The argument continues with Bea pushing this further and further, accusing David of lying about being upset, and saying that he was shouting, which he wasn’t. “Did he really shout?” asks Marcus, and Bea says that he did, when he didn’t. Rodrigo comes into the bedroom and Bea brings the argument up again for his sake. It’s almost tiresomely obvious what she’s trying to do. Marcus then goes and has a go at David about other stuff, and then Bea throws herself in again in front of everybody. She might have played this absolutely wrong, because Sophie and Rodrigo could nom her for causing aggro alongside Lisa and David. But, you know, when nobody else is around, David tells Bea that he doesn’t want to argue, and then Bea reports to others that she instigated their ‘reconciliation’ entirely. Oh, Bea Bea Bea.
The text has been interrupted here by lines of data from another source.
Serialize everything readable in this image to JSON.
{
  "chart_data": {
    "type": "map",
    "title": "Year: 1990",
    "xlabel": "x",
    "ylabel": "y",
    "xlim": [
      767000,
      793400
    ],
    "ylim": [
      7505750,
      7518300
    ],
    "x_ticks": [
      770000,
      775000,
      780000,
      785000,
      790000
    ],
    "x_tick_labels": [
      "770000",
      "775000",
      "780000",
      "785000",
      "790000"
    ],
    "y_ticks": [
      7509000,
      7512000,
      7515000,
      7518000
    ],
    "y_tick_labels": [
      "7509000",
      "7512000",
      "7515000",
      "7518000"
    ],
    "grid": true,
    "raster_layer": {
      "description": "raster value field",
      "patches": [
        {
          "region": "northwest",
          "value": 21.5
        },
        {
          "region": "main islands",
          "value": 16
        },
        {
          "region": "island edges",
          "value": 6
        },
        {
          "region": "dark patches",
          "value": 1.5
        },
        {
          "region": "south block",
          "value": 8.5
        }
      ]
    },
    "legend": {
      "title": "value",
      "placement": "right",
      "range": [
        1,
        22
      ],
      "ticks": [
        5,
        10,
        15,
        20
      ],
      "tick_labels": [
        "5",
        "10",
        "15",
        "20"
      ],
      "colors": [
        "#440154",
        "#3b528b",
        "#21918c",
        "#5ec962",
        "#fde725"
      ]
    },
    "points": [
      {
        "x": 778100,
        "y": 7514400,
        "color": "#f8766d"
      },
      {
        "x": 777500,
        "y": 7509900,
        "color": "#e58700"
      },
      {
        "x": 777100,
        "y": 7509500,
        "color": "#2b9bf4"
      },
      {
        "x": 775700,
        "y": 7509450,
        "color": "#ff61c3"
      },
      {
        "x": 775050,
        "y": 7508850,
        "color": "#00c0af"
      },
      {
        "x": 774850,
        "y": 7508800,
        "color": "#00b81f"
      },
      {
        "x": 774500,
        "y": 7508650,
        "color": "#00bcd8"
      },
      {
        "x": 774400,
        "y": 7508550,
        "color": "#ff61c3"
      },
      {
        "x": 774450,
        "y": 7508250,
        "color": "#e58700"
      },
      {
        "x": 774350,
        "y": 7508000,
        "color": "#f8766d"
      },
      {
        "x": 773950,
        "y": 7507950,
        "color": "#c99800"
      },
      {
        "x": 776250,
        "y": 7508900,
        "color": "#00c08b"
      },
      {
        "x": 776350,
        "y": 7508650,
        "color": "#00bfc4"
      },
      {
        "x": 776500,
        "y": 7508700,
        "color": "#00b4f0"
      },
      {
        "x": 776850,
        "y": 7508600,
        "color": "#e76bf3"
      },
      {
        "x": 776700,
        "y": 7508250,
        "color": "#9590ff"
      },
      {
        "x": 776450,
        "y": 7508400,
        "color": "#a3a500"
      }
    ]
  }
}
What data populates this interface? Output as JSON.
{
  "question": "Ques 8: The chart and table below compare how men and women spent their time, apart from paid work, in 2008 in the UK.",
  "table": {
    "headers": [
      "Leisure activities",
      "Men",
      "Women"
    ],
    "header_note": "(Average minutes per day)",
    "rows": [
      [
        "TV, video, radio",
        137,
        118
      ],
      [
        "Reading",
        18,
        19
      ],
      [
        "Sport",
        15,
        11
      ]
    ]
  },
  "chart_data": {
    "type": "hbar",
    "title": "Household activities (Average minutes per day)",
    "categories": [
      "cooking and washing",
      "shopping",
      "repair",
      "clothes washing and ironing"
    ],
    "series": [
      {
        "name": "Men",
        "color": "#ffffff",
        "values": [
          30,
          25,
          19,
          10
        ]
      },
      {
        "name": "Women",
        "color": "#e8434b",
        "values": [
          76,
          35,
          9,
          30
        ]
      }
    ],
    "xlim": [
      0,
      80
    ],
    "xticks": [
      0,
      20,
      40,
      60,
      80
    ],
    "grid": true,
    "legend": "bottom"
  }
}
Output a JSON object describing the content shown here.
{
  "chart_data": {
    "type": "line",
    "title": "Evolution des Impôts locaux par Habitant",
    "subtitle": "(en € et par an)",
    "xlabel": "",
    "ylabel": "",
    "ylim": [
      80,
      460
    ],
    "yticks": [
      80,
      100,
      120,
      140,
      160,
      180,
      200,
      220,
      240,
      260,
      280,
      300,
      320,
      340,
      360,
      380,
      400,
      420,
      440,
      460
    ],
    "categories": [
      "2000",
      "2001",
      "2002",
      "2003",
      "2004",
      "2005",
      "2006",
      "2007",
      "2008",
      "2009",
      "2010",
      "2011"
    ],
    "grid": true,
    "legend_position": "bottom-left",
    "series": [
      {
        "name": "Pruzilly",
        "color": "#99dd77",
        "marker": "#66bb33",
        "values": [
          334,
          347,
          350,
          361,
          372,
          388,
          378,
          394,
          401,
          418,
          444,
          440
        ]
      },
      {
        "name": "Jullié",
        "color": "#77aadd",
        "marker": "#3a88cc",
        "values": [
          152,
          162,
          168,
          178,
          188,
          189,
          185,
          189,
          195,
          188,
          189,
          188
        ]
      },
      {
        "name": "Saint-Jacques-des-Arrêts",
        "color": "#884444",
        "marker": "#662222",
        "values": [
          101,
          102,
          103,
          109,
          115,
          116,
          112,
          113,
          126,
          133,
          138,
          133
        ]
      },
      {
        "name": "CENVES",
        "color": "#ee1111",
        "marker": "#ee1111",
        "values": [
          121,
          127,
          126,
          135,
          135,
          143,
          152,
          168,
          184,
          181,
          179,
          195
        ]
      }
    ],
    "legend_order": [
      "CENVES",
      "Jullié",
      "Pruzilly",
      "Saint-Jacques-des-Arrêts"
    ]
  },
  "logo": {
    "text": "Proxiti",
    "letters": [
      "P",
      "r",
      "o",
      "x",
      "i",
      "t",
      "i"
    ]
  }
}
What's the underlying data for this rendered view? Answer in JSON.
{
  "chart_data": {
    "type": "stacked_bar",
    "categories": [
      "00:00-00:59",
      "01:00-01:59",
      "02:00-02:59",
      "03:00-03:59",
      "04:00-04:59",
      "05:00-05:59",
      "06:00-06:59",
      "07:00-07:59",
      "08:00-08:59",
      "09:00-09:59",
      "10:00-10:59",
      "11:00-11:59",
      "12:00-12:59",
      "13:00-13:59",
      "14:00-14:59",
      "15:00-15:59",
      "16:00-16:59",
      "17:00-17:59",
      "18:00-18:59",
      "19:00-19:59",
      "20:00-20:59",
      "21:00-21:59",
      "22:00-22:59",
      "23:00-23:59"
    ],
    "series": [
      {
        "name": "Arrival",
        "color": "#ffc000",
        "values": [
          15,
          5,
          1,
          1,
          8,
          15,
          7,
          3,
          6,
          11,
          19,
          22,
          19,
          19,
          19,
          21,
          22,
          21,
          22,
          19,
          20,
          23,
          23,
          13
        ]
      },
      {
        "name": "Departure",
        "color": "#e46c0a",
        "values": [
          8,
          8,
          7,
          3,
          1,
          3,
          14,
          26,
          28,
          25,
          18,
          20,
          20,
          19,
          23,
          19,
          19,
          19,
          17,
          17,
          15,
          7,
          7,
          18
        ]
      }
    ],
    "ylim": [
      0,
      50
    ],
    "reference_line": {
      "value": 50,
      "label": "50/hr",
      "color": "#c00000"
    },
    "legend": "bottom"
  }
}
Today’s task is some shit where people get dressed up like gnomes or caterpillars, and then the caterpillars get wrapped up in cling film, set to lie down on the ground, and then told to stand up. It looks like what it is: a bunch of twats wrapped in plastic, wriggling around. Afterwards, Lisa, David and Sophie sit around and bitch about Marcus. “I can’t stand to sit next to him!” says Sophie, which is in slight contrast to last week’s protest against his eviction, but there we go. Bea then goes to the diary room and bitches about David. “He’s a bland Yorkshire pudding, and Lisa’s the gravy. They’re still Yorkshire pudding and gravy, which isn’t satisfying. At all.”
Anyway, best part of the episode: Marcus’ sex story. Here it is, I’ll let you judge it. “Once I used a fortune cookie to get sex. This girl had one that said ‘Bluebells are your lucky flower’ and I had one that said ‘Saturday is your lucky night’ and I knew this field where there were bluebells, so I took her there, pointed out that it was saturday and that there were bluebells. Then I took her home and had sex with her.” BEST. (FAKE) SEX. STORY. EVER.
The housemates then have some nice dinner and Charlie winds Rodrigo up about fancying David. “You’d sit on his knee for a can of cider,” he says. Who would fancy David? I mean, really. Rodrigo then bleats on about meeting the Queen – which is HILARIOUS as he’s already met David, right? HA HA HA HA! – and then laughs like a fucking scarecrow as David guzzles cocks sweets. Bea sits in the garden and talks about how well known she is. “I’m well known at festivals, at gigs, on my street, in Ibiza. I’m actually quite a big deal!” she says. And then, Oh! CRINGE! Freddie declares his love for Bea as they lie in bed. “I thought we fancied each other,” he says. “I thought we were friends,” she replies, and then turns away from him and ignores him. “Do you fancy me?” he asks. “No,” she says. He grins that grin the whole time. “That’s a shame,” he says. She turns the situation against him. “I don’t operate on that sort of level, and I haven’t been asked that since I was fourteen.” She turns away and shuns him.
Ouch. Ouch all round, really, where Bea is involved, right?